Material and Methods:
Part I: In > 650 experiments on rats and mice, different sites of foetal organ syngeneic implantation were proposed. Physiological (electric activity, motor and secretion activity) and morphological (per illumination, ultra sound and magnetic imaging, optic and electron microscopy) methods were used for implant development evaluation during up to 12 months.

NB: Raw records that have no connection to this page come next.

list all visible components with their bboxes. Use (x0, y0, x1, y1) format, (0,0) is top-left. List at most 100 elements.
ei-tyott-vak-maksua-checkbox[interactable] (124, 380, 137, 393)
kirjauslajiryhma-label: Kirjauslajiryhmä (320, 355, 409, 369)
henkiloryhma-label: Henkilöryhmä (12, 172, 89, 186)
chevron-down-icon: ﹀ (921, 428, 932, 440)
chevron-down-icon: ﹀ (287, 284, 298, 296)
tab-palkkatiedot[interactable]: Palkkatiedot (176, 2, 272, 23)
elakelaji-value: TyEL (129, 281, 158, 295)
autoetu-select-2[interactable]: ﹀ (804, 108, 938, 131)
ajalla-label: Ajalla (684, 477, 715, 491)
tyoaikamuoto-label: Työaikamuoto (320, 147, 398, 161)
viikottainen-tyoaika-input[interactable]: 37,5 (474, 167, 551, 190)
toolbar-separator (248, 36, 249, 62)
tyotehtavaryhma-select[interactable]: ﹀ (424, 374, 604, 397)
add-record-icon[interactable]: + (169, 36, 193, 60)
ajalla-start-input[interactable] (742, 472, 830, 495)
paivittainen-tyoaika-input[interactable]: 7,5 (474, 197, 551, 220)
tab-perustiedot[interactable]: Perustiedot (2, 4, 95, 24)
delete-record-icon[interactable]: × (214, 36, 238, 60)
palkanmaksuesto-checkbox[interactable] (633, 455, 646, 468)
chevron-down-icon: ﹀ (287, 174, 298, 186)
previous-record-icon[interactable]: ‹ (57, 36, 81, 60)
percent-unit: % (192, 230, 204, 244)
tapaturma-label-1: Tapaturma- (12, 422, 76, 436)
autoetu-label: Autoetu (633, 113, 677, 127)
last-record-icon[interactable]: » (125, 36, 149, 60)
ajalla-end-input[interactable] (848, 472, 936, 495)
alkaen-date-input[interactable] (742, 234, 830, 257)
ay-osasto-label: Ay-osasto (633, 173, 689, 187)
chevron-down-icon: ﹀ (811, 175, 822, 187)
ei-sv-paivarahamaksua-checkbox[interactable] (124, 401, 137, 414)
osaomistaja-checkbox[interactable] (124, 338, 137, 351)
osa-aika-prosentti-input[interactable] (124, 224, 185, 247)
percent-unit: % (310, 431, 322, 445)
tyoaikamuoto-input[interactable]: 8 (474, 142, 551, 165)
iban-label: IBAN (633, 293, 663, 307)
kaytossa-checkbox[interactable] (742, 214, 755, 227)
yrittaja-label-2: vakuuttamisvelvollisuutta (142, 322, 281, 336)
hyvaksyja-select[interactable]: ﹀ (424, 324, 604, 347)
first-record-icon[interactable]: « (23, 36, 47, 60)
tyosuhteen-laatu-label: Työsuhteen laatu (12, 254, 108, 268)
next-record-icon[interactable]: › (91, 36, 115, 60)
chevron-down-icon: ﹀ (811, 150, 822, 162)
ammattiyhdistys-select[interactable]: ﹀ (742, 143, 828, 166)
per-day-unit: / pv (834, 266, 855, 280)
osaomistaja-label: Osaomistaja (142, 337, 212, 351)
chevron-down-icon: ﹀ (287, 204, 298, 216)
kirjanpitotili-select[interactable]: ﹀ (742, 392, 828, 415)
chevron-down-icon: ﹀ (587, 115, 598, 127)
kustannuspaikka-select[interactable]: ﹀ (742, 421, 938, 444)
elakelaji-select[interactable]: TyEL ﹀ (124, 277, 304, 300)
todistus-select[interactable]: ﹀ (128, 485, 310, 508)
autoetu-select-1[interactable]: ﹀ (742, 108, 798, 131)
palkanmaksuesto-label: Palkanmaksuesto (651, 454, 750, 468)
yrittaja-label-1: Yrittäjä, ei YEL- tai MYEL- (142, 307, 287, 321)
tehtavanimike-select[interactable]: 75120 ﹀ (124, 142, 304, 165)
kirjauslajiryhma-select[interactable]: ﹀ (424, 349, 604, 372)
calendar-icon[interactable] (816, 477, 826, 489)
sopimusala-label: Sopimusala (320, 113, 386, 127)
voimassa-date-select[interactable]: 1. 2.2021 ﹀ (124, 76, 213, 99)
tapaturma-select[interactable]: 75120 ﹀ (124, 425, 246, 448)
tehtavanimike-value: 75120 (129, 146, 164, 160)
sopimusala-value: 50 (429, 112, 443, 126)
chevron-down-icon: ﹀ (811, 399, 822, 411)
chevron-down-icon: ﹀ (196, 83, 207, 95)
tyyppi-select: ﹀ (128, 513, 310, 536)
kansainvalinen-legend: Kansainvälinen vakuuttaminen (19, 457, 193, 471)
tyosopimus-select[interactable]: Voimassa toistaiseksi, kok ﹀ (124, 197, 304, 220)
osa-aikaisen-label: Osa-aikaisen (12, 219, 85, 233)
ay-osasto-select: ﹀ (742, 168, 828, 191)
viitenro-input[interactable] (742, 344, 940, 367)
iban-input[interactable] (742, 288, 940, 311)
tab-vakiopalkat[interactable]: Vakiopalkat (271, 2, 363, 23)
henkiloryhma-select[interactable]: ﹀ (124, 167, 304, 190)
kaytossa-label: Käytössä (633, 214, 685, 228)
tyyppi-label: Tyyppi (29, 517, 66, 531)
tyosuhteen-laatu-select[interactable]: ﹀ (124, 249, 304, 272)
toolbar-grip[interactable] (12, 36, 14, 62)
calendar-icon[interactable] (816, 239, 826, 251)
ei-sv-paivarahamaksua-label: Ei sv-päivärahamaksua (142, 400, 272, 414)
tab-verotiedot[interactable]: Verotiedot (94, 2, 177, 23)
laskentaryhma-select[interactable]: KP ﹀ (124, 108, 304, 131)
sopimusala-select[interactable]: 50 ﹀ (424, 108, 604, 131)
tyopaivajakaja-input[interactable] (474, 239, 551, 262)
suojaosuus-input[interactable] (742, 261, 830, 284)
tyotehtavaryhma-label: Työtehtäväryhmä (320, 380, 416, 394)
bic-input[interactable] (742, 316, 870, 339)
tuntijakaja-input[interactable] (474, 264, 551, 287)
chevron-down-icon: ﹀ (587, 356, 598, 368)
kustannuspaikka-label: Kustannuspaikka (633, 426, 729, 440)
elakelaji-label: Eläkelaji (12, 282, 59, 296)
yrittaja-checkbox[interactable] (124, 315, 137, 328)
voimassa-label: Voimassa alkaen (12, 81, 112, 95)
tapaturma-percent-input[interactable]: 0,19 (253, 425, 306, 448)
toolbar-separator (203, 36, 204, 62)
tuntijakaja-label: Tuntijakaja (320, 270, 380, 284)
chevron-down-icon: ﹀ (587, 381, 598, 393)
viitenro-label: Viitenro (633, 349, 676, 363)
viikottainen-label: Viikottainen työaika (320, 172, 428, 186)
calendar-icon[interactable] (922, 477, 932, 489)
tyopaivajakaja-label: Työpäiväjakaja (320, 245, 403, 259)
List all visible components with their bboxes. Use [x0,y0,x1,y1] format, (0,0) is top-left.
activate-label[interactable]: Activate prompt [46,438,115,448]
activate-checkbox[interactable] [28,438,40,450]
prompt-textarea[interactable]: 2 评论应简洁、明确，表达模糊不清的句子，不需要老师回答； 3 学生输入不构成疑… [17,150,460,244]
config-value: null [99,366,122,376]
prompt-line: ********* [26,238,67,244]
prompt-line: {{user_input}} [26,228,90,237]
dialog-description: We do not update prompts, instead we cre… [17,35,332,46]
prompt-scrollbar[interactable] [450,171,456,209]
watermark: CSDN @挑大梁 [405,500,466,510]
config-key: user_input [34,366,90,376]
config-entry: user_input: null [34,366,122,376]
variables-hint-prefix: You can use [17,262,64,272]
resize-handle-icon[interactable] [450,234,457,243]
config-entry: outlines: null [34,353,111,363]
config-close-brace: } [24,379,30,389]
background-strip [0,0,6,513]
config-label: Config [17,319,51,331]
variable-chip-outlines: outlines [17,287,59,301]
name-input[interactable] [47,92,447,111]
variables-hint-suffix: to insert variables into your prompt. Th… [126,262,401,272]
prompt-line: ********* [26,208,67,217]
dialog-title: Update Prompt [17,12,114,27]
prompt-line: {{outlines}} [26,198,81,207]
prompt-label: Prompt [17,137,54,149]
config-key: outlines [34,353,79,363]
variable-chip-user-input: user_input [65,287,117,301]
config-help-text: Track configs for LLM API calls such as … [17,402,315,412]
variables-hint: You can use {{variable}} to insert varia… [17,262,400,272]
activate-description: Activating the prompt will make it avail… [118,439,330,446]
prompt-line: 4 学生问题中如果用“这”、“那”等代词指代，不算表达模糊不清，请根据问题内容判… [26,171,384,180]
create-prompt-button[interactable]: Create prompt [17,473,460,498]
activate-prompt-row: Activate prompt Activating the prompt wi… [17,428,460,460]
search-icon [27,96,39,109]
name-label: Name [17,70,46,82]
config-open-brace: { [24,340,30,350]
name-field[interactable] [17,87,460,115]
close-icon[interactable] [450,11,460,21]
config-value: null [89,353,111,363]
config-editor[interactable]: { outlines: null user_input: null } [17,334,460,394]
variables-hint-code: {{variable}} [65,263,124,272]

Part II: Foetal heart and foetal digestive organs were tested for both oesophagus circular defect and heart thermic lesion repair (38 and 29 rats).Trials with foetal pancreas implantation were provided in rats with diabetes induced by Streptozotocin and/or protein deficit and in a small pilot group of diabetic patients.
Part I: After a “dedifferentiation” phase, foetal organ implants could grow following ontogenetic pattern but – at least in our experimental conditions - some of them were not able to re-organize as a whole functional adult organ. The factors enhancing or limiting the organoid formation are considered.
Part II: Foetal heart implants were proved to enhance heart lesion morphological and functional repair. Foetal oesophagus, stomach or intestine fragments combined with chitosan flaps ensured a complete restoration of the oesophagus wall after oval or segmental resection. Implantation of foetal pancreas was able to reverse Streptozotocin induced diabetes and to prevent chronic glucose disorders following protein deprivation in rats. In patients temporary positive influence was noted.
Conclusion: Implantation of different foetal organs into syngeneic adults may constitute a valuable model for theoretical studies of in vivo stem cell differentiation and organoid growth. The ear implantation site deserves special attention. Some interesting applications are possible and worthwhile to be discussed and developed.